Tagliare i posti in parlamento non migliorerà la nostra democrazia

La riforma costituzionale approvata mercoledì 8 ottobre racconta un’Italia che per migliorare i propri processi democratici opera un taglio su se stessa, mascherandolo come un intervento di risparmio. 57 milioni di euro all’anno è la cifra che vale la riduzione del numero di parlamentari, ovvero sia lo 0,007 per cento della spesa pubblica nazionale, molto meno di una qualsiasi oscillazione del rendimento dei titoli di Stato prima della loro emissione.

La rappresentanza dei cittadini, quindi, sembra interessare poco, e i conti pubblici ancora meno. Sembra contare piuttosto qualcos’altro, in grado di mettere d’accordo Partito Democratico, Liberi e Uguali, Italia Viva, Movimento 5 Stelle, Fratelli d’Italia, Popolo della Libertà e Lega, che dopo prese di posizioni più o meno contrastanti hanno deciso di votare in blocco la proposta capeggiata dai grillini.

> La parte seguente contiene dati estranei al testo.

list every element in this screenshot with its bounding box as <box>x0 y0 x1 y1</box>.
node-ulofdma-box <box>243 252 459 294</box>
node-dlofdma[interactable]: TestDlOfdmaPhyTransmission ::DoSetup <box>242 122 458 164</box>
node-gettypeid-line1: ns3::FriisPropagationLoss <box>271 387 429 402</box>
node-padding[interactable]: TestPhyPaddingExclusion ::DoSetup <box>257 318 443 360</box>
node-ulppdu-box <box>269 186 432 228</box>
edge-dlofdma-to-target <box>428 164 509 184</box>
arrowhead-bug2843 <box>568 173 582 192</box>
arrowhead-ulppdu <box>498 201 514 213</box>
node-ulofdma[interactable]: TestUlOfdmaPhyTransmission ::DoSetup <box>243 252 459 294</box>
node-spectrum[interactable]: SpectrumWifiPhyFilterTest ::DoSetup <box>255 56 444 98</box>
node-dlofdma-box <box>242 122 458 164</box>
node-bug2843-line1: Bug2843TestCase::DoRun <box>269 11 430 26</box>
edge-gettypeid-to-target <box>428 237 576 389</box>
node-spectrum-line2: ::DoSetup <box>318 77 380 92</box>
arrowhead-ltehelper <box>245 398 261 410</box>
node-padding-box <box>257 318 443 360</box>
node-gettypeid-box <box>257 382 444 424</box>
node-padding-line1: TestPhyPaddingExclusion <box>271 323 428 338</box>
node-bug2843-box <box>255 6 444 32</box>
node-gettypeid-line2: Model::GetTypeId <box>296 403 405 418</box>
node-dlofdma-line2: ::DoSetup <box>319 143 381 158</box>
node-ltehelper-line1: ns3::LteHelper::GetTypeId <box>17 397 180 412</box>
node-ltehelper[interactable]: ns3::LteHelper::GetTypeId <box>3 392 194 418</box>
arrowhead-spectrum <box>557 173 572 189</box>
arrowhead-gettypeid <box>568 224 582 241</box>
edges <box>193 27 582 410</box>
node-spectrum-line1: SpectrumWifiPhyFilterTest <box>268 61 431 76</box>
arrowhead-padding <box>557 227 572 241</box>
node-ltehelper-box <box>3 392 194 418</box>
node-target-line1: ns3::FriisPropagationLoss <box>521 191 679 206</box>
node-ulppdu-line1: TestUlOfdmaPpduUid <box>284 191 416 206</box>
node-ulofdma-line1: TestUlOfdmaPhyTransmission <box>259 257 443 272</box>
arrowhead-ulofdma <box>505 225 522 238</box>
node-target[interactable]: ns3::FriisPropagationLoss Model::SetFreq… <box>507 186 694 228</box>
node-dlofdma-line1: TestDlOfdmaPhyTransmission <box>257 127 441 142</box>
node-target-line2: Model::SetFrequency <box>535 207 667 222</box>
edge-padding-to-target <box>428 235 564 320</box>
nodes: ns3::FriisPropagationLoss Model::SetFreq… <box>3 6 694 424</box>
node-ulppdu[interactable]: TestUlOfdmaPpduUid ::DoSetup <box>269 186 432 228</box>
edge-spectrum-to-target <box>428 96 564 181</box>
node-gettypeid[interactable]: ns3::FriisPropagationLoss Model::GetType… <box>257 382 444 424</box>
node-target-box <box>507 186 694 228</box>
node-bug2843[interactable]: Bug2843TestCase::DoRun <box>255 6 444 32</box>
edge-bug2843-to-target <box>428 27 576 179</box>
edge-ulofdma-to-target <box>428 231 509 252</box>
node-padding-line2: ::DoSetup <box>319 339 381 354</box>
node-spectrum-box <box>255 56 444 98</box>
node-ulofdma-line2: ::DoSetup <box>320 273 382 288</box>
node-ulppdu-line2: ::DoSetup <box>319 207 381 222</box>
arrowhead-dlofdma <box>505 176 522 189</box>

“Semplificare” l’attività del legislativo e ridurre i numeri di un Parlamento ritenuto troppo affollato e pagato sono stati i cavalli di battaglia di una campagna di convincimento spesa troppo spesso a gettare fumo negli occhi, a trovare obiettivi dal facile consenso, come appunto il “tagliare le poltrone” senza ulteriori ragionamenti, senza declinare questo provvedimento all’interno di una più complessiva revisione istituzionale che andasse ad affrontare i veri nodi del nostro sistema, ossia il bicameralismo perfetto, i regolamenti parlamentari, la stessa legge elettorale, senza contare stipendi e benefit vari. Tutte questioni ignorate o, nella migliore delle ipotesi, affidate a futuri accordi tutti da verificare.